Nateglinide

Clinical data
- Trade names: Starlix
- AHFS/Drugs.com: Monograph
- MedlinePlus: a699057
- License data: EU EMA: by INN; US FDA: Nateglinide;
- Routes of administration: Oral
- ATC code: A10BX03 (WHO) ;

Legal status
- Legal status: UK: POM (Prescription only); US: ℞-only;

Pharmacokinetic data
- Protein binding: 98%
- Elimination half-life: 1.5 hours

Identifiers
- IUPAC name (2R)-2-({[trans-4-(1-methylethyl)cyclohexyl]carbonyl}amino)-3-phenylpropanoic acid;
- CAS Number: 105816-04-4;
- PubChem CID: 60026;
- IUPHAR/BPS: 6833;
- DrugBank: DB00731;
- ChemSpider: 10482084;
- UNII: 41X3PWK4O2;
- KEGG: D01111;
- ChEBI: CHEBI:31897;
- ChEMBL: ChEMBL286559;
- CompTox Dashboard (EPA): DTXSID9040687 ;
- ECHA InfoCard: 100.170.086

Chemical and physical data
- Formula: C_{19}H_{27}NO_{3}
- Molar mass: 317.429 g·mol^{−1}
- 3D model (JSmol): Interactive image;
- SMILES O=C(N[C@H](Cc1ccccc1)C(O)=O)[C@H]2CC[C@@H](CC2)C(C)C;
- InChI InChI=1S/C19H27NO3/c1-13(2)15-8-10-16(11-9-15)18(21)20-17(19(22)23)12-14-6-4-3-5-7-14/h3-7,13,15-17H,8-12H2,1-2H3,(H,20,21)(H,22,23)/t15-,16-,17-/m1/s1; Key:OELFLUMRDSZNSF-BRWVUGGUSA-N;

= Nateglinide =

Chemical compound

Nateglinide (INN, trade name Starlix) is a drug for the treatment of type 2 diabetes. Nateglinide was developed by Ajinomoto, a Japanese company and sold by the Swiss pharmaceutical company Novartis.

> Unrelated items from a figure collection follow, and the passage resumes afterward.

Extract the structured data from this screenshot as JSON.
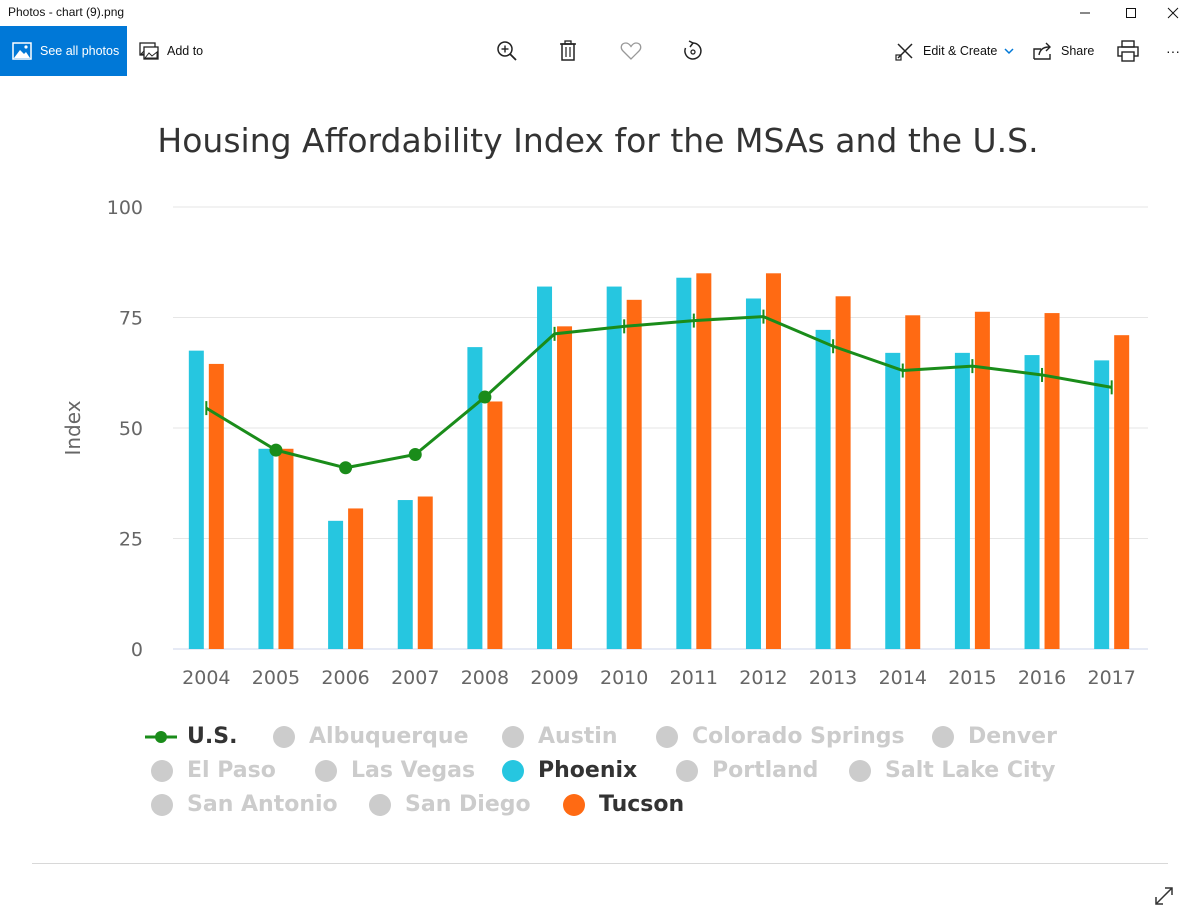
{
  "window": {
    "title": "Photos - chart (9).png"
  },
  "toolbar": {
    "see_all_photos": "See all photos",
    "add_to": "Add to",
    "edit_create": "Edit & Create",
    "share": "Share",
    "more": "···"
  },
  "colors": {
    "accent": "#0078d7",
    "phoenix": "#26c6e0",
    "tucson": "#ff6a13",
    "us": "#1a8c1a",
    "inactive": "#cccccc"
  },
  "chart_data": {
    "type": "bar",
    "title": "Housing Affordability Index for the MSAs and the U.S.",
    "ylabel": "Index",
    "xlabel": "",
    "ylim": [
      0,
      100
    ],
    "yticks": [
      "0",
      "25",
      "50",
      "75",
      "100"
    ],
    "categories": [
      "2004",
      "2005",
      "2006",
      "2007",
      "2008",
      "2009",
      "2010",
      "2011",
      "2012",
      "2013",
      "2014",
      "2015",
      "2016",
      "2017"
    ],
    "series": [
      {
        "name": "Phoenix",
        "type": "bar",
        "color": "#26c6e0",
        "values": [
          67.5,
          45.3,
          29,
          33.7,
          68.3,
          82,
          82,
          84,
          79.3,
          72.2,
          67,
          67,
          66.5,
          65.3
        ]
      },
      {
        "name": "Tucson",
        "type": "bar",
        "color": "#ff6a13",
        "values": [
          64.5,
          45.3,
          31.8,
          34.5,
          56,
          73,
          79,
          85,
          85,
          79.8,
          75.5,
          76.3,
          76,
          71
        ]
      },
      {
        "name": "U.S.",
        "type": "line",
        "color": "#1a8c1a",
        "values": [
          54.5,
          45,
          41,
          44,
          57,
          71.3,
          73,
          74.3,
          75.2,
          68.5,
          63,
          64,
          62,
          59.2
        ],
        "markers": [
          false,
          true,
          true,
          true,
          true,
          false,
          false,
          false,
          false,
          false,
          false,
          false,
          false,
          false
        ]
      }
    ],
    "legend": [
      {
        "label": "U.S.",
        "active": true,
        "kind": "line",
        "color": "#1a8c1a"
      },
      {
        "label": "Albuquerque",
        "active": false
      },
      {
        "label": "Austin",
        "active": false
      },
      {
        "label": "Colorado Springs",
        "active": false
      },
      {
        "label": "Denver",
        "active": false
      },
      {
        "label": "El Paso",
        "active": false
      },
      {
        "label": "Las Vegas",
        "active": false
      },
      {
        "label": "Phoenix",
        "active": true,
        "color": "#26c6e0"
      },
      {
        "label": "Portland",
        "active": false
      },
      {
        "label": "Salt Lake City",
        "active": false
      },
      {
        "label": "San Antonio",
        "active": false
      },
      {
        "label": "San Diego",
        "active": false
      },
      {
        "label": "Tucson",
        "active": true,
        "color": "#ff6a13"
      }
    ],
    "grid": true,
    "legend_position": "bottom"
  }
}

Nateglinide belongs to the meglitinide class of blood glucose-lowering drugs.

==Pharmacology==
Nateglinide lowers blood glucose by stimulating the release of insulin from the pancreas. It achieves this by closing ATP-dependent potassium channels in the membrane of the β cells. This depolarizes the β cells and causes voltage-gated calcium channels to open. The resulting calcium influx induces fusion of insulin-containing vesicles with the cell membrane, and insulin secretion occurs.

==Contraindications==
Nateglinide is contraindicated in patients who:
- have known hypersensitivity to the compound or any ingredient in the formulation.
- are affected with type 1 (namely insulin-dependent) diabetes mellitus.
- are in diabetic ketoacidosis.

==Comparisons with other drugs for type 2 diabetes==
A study funded by Novo Nordisk, the U.S. distributor for Repaglinide, compared their product with Nateglinide in "A randomized, parallel-group, open-label, multicenter 16-week clinical trial". They concluded that the two were similar, but "repaglinide monotherapy was significantly more effective than nateglinide monotherapy in reducing HbA1c and FPG values after 16 weeks of therapy."

==Dosage==
Nateglinide is delivered in 60 mg & 120 mg tablet form.